China Daily:
Recently, there have been clusters of COVID-19 infections linked to some farm-produce markets and restaurants in Beijing. Does this mean that restaurant staff face greater risk of infection? Are there more stringent anti-epidemic measures in place for these personnel? Thank you.
Zhang Zhiqiang:
Thank you for your questions. As you know, the National Health Commission (NHC) has recently issued the Guidelines on Regular Prevention and Control of COVID-19 for Key Locations, Organizations and Population Groups in Low-risk Regions in Summer (Revised Edition). This stressed the measures for the protection of people involved in the food industry and the consumers of their products, including the aspects of personal hygiene, health management, respiratory hygiene, that is, wearing masks correctly and keeping proper distance while providing services, as well as consumers' food purchasing activities and household cooking. Not long ago, the NHC also organized the Technical Committee for Food Production and Operation Hygienic Codes of the National Food Safety Standards Review Committee to conduct research and draft technical guidelines for companies and staff involved in the food production and catering sectors in order to protect them from COVID-19. Based on careful study and analysis of the characteristics of the spread of the epidemic so far, especially some infection cases in food processing companies and food markets at home and abroad, and with reference to relevant WHO documents, the guidelines will include more comprehensive and systematic epidemic containment measures, factoring in the characteristics and main problems of food production, processing and services in our food processing industry and retailing, with an especial focus on food markets and the catering industry.

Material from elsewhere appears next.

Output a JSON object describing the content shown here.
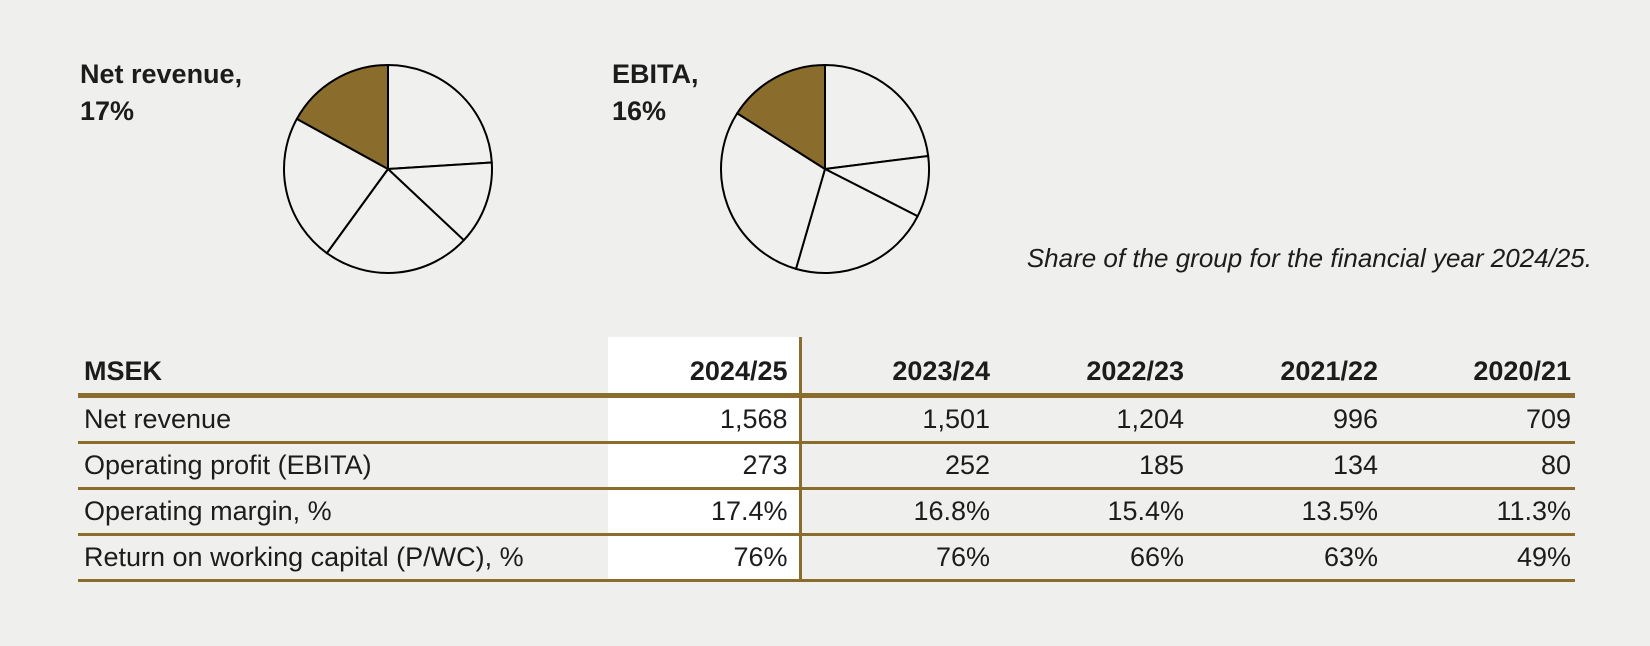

Measures will cover the training of relevant personnel, health management, personal protection, and procedures of resumption of work and production. The guidelines will be made public after expert examination in the coming days.
In addition, the National Food Safety Standards Review Committee has recently approved a code of hygienic practice for the production and operation of food cold chains, setting out corresponding mandatory food safety requirements for all links in the chain including production, processing, transportation, and sales. It includes provisions on the environment of production and sales sites, the sanitary conditions of transportation vehicles, and food contamination prevention throughout all the links. The implementation of the code will help prevent and control food contamination caused by the coronavirus more effectively. It will soon be issued and implemented as a national food safety standard. Thank you.